Acciaio, recensione del film di Stefano Mordini.
E’ Piombino, la sua periferia e l’acciaieria Lucchini, a fare da sfondo a questo bel film tratto dall’omonimo romanzo di Cinzia Avallone, premio Strega nel 2010. Via Stalingrado (nella realtà Via Salivoli) è l’agglomerato di casermoni a due passi dal mare, con l’Elba all’orizzonte e con tante storie di periferie, simili nella loro scompostezza, diverse nella successione degli accadimenti. Chi sfiora Piombino d’estate in direzione Elba non sa, non vuole sapere e neppure gli importa delle mille vite che animano il quotidiano nei quartieri operai della città.
Un destino, quello di Piombino pesantemente segnato dalla fabbrica. La seconda dopo L’Ilva di Taranto, che ha accolto da decenni lavoratori dell’entroterra. In sintesi il posto fisso che allevia dalla precarietà, dai mille lavori stagionali, dall’ignavia dei turisti sempre più intorpiditi ed esigenti. I guru del marketing li chiamano personale di contatto, servuction il neologismo ottenuto coniando servizi e produzione. Più regole, il cliente al centro della tua vita, della tua esistenza di proletario senza ascensore sociale, con la sola prospettiva di spadroneggiare su auto lussuose. Rivincita a buon mercato sulle ineguaglianze e disparità di stampo neo-darwiniano.
Francesca e Anna sono due adolescenti consapevoli della propria estrazione di classe. Trascorrono i pomeriggi tra le case popolari e il mare, unico sollievo dalla monotonia. Alessio, operaio della Lucchini Acciai, che schizoidamente iscritto alla Fiom coltiva sogni di ricchezza (nel romanzo dice alla madre che non voterà mai per i partiti di sinistra ma per la coalizione di destra), iperprotegge la sorella Anna (con padre latitante e irresponsabile) e tenta a modo suo di costruirsi un’identità operaia, paradossalmente da individuo, una sorta di anomia politica solo amicale, istintiva.
Acciaio è uno sguardo sentimentale su una realtà che spesso e volentieri i media tralasciano.
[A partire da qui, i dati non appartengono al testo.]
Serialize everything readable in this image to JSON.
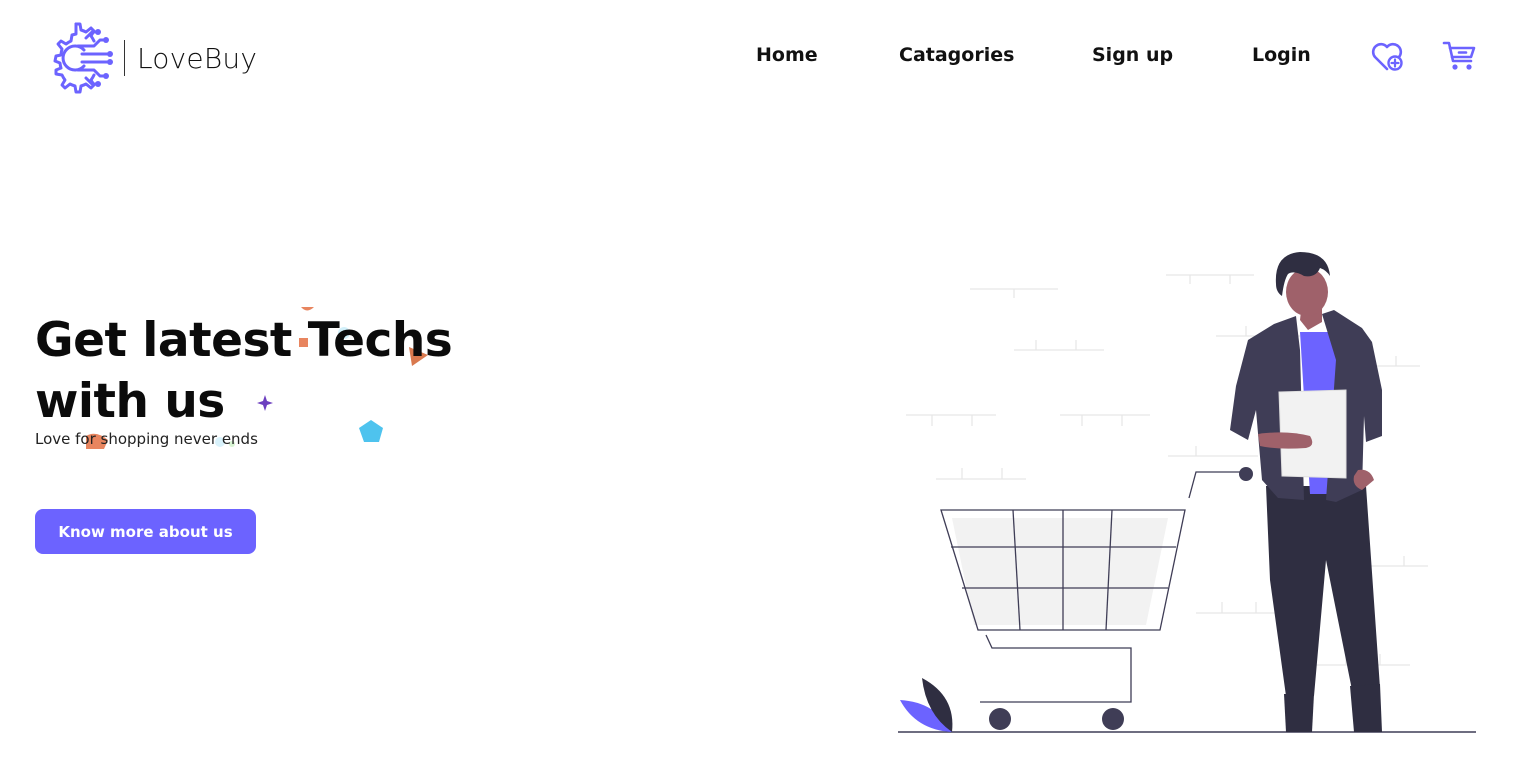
{
  "brand": {
    "name": "LoveBuy",
    "logo_icon": "circuit-gear-logo"
  },
  "nav": {
    "items": [
      {
        "label": "Home"
      },
      {
        "label": "Catagories"
      },
      {
        "label": "Sign up"
      },
      {
        "label": "Login"
      }
    ],
    "wishlist_icon": "heart-plus-icon",
    "cart_icon": "shopping-cart-icon"
  },
  "hero": {
    "title": "Get latest Techs with us",
    "subtitle": "Love for shopping never ends",
    "cta_label": "Know more about us"
  },
  "colors": {
    "accent": "#6c63ff",
    "dark_figure": "#2f2e41",
    "skin": "#9f616a",
    "confetti_orange": "#e8855f",
    "confetti_blue": "#4ec3ee",
    "confetti_purple": "#6c3fbf"
  },
  "illustration": {
    "description_icon": "man-with-shopping-cart-illustration"
  }
}
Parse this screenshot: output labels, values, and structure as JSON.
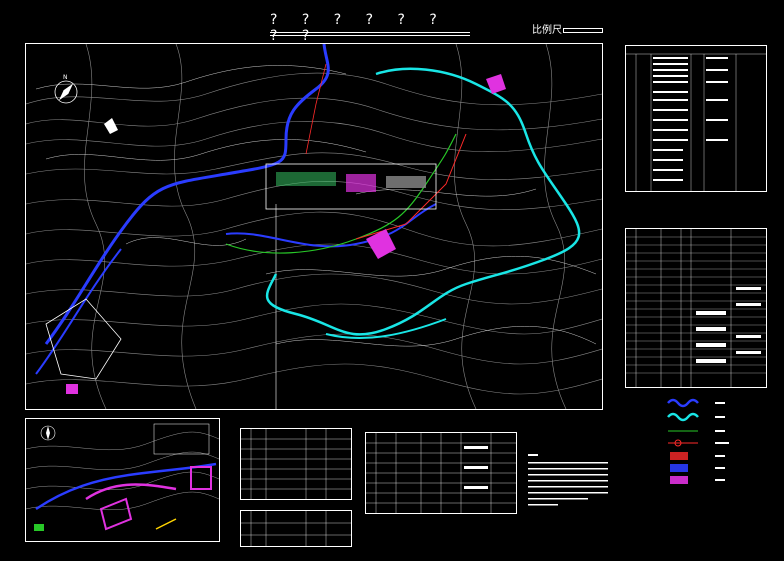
{
  "header": {
    "title": "? ? ? ? ? ? ? ?",
    "scale_label": "比例尺"
  },
  "main_map": {
    "compass_label": "N"
  },
  "inset_map": {
    "compass_label": "N"
  },
  "colors": {
    "road_blue": "#2a3cff",
    "road_cyan": "#19e6e6",
    "boundary_green": "#28c828",
    "red_line": "#ff2a2a",
    "magenta_fill": "#e032e0",
    "contour_white": "#ffffff",
    "contour_grey": "#8a8a8a",
    "background": "#000000"
  },
  "legend": {
    "items": [
      {
        "symbol": "blue-wave-line",
        "color": "#2a3cff"
      },
      {
        "symbol": "cyan-wave-line",
        "color": "#19e6e6"
      },
      {
        "symbol": "green-line",
        "color": "#28c828"
      },
      {
        "symbol": "red-circle-line",
        "color": "#ff2a2a"
      },
      {
        "symbol": "red-hatch-box",
        "color": "#ff2a2a"
      },
      {
        "symbol": "blue-hatch-box",
        "color": "#2a3cff"
      },
      {
        "symbol": "magenta-hatch-box",
        "color": "#e032e0"
      }
    ]
  }
}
In fonderia ogni suo movimento risente di una rabbia inespressa. La durezza del lavoro è una prova che Alessio affronta e supera ogni giorno in piena solitudine. Nell’assenza di referenti politici efficaci e di modelli culturali alternativi. Di strutture sociali che accolgano i lavoratori e li facciano sentire meno soli e li aiuti a ricomporre una dignità e un valore all’immenso e incompreso contributo sociale che con fatica offrono a tutti noi. Ritroverà la sua ex, Elena, che nel frattempo laureata ha trovato posto come dirigente alla Lucchini.
Gli attori sono efficaci e bravi, non concedono nulla delle gigionerie tipiche di alcuni. Matilde Giannini (Anna) e Anna Bellezza (Francesca) al loro esordio sullo schermo si calano alla perfezione nei loro ruoli. Michele Riondino (Alessio) una “garanzia” interpretativa e Vittoria Puccini (Elena) sempre puntuale con le sue doti di misurata professionalità. Acciaio non è e non vuole essere un’indagine sociologica sul mondo del lavoro operaio e rifugge da moralismi di stampo mitologico. E’ uno sguardo particolare, quasi sentimentale di una realtà che spesso e volentieri i media tralasciano. Preferendo le ultime verbosità strampalate di un qualsiasi Briatore o di un frustratissimo blogger, rapper o qualsivoglia oscuro personaggio dei nostri tempi, complicati ma ancora vivi.
Acciaio (Id.) Italia 2012 Regia di: Stefano Mordini. Genere: Drammatico Durata: 95′. Cast: Michele Riondino, Vittoria Puccini, Massimo Popolizio, Matilde Giannini, Anna Bellezza, Luca Guastini, Monica Brachini, Francesco Turbanti. Fotografia: Marco Onorato. Musiche: Andrea Mariano. Sceneggiatura: Giulia Calenda, Stefano Mordini, Silvia Avallone.
Acciaio, recensione del film di Stefano Mordini.